Earlier this month, a report from the nation's leading cancer organizations showed death rates in the United States from all cancers for men and women continued to decline between 2000 and 2009. The findings came from the latest Annual Report to the Nation on the Status of Cancer. This is good news, and it is encouraging.
But even though cancer rates across the nation are decreasing, cancer is still a huge problem in our state — more than 25,000 new cancer cases were diagnosed in Kentucky in 2012.
In fact, Kentucky retains the dubious honor of ranking first in the nation in cancer deaths per 100,000 population among all states, and we have the second highest incidence rate for all cancer sites.
As a whole, Kentucky is also ranked in the top 10 states for incidence rates of these cancers: lung and bronchus (No. 1), colon and rectum (No. 1), oral cavity and pharynx (No. 1), kidney and renal pelvis (No. 2), brain (No. 3) and cervix (No. 8).
In the Appalachian region of the state, this problem is magnified further. This area has among the highest cancer incidence and mortality rates in the entire United States, and these rates are especially high for lung, colorectal and cervical cancers.
These statistics are troubling, and numerous factors have affected our cancer burden here. The mission of the University of Kentucky Markey Cancer Center, as part of the UK HealthCare enterprise, is to reduce this burden through a comprehensive program of cancer research, treatment, education and community engagement with a particular focus on the underserved Appalachian population of Eastern Kentucky.
As the major referral center for Central and Eastern Kentucky, we've taken extraordinary steps in recent years to help combat cancer incidence and mortality, through promoting preventative measures, improving current treatments and patient access and facilitating cutting-edge cancer research. We've been aided greatly in our quest through the efforts of the Markey Cancer Foundation (formerly known as the McDowell Cancer Research Foundation), which has raised more than $70 million over the past 35 years to build our facilities and support our programs and research.

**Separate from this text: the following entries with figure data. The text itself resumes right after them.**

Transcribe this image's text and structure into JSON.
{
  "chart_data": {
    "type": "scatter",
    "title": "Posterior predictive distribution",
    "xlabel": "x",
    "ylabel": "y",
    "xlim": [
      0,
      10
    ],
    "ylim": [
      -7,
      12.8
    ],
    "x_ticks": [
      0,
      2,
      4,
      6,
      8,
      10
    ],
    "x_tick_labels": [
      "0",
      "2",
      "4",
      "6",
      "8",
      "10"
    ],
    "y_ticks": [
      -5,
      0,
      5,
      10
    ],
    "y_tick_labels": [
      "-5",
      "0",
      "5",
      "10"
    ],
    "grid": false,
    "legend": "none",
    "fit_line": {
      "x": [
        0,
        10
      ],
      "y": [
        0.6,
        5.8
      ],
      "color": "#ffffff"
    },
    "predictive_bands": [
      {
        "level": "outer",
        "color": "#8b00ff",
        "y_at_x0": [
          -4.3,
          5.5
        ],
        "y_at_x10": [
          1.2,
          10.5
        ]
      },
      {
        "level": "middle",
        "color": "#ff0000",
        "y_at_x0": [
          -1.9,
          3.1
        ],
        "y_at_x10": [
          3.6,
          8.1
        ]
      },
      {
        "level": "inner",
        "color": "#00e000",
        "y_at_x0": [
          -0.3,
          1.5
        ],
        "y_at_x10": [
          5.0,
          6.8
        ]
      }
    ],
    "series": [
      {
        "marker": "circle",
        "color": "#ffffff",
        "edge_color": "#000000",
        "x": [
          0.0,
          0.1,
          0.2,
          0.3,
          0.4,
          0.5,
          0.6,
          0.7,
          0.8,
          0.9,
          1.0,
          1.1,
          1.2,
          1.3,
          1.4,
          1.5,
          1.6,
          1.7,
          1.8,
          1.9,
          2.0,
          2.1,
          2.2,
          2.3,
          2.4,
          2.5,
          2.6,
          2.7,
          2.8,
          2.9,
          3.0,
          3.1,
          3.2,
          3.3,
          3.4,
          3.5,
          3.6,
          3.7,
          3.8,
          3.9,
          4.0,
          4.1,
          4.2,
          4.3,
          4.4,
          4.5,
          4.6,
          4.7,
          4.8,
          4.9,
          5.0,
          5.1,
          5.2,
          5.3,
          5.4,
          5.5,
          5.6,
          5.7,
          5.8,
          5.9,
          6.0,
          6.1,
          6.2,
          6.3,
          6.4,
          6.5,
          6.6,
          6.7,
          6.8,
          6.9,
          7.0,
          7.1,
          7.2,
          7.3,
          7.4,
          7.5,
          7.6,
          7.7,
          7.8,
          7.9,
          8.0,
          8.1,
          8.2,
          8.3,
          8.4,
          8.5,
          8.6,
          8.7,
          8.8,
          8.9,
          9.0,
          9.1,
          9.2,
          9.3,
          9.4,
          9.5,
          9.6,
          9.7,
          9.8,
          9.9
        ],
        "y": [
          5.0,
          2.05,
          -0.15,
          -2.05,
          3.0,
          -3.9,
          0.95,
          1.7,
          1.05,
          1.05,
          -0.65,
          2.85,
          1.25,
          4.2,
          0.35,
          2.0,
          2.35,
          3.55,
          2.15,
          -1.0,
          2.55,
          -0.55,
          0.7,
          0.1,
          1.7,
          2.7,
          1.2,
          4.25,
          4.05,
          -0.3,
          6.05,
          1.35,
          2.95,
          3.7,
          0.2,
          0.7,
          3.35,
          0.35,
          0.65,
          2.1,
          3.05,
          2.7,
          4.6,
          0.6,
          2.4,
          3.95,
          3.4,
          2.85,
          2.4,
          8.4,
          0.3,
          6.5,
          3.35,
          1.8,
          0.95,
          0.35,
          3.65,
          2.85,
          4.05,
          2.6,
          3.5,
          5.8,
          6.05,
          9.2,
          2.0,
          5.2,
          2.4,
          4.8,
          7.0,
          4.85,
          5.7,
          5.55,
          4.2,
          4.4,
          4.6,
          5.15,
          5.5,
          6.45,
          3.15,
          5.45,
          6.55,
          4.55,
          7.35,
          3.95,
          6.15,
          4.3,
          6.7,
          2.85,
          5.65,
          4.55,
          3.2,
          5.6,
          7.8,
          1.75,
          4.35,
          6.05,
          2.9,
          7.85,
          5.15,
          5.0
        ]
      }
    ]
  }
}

Our clinical and research work is not only backed by philanthropy, but also by the university and the Commonwealth of Kentucky. In fact, since 2009, nearly $114 million in institutional, state and philanthropic funds has supported the recruitment of cancer researchers and clinician scientists and the construction and renovation of clinical and state-of-the-art research space specifically for the oncology research and clinical programs at UK.
But we can — and are — doing more. In 2011, as part of an overarching new strategic plan for UK HealthCare, UK leadership declared that attaining a National Cancer Institute designation was the No. 1 priority of the university. Earning this designation would require strong efforts in research, recruiting and continually improving many of the programs at Markey.
NCI-designated cancer centers are a major source of discovery and development of more effective approaches to cancer prevention, diagnosis and treatment. Currently, only 67 cancer centers across 35 states have earned this designation. Kentucky is one of the 15 states without an NCI-designated cancer center, and our cancer burden is highest of all these states.
As we continue to work toward earning this designation, improving care for Kentuckians will always remain our top priority. Achieving an NCI designation will enable Markey to provide better care for people across the state, ensuring no Kentuckian will have to cross state lines to receive access to top-of-the-line cancer treatment — and providing even more much-needed support to the people of Appalachia.
Dr. Mark Evers, director, University of Kentucky Markey Cancer Center.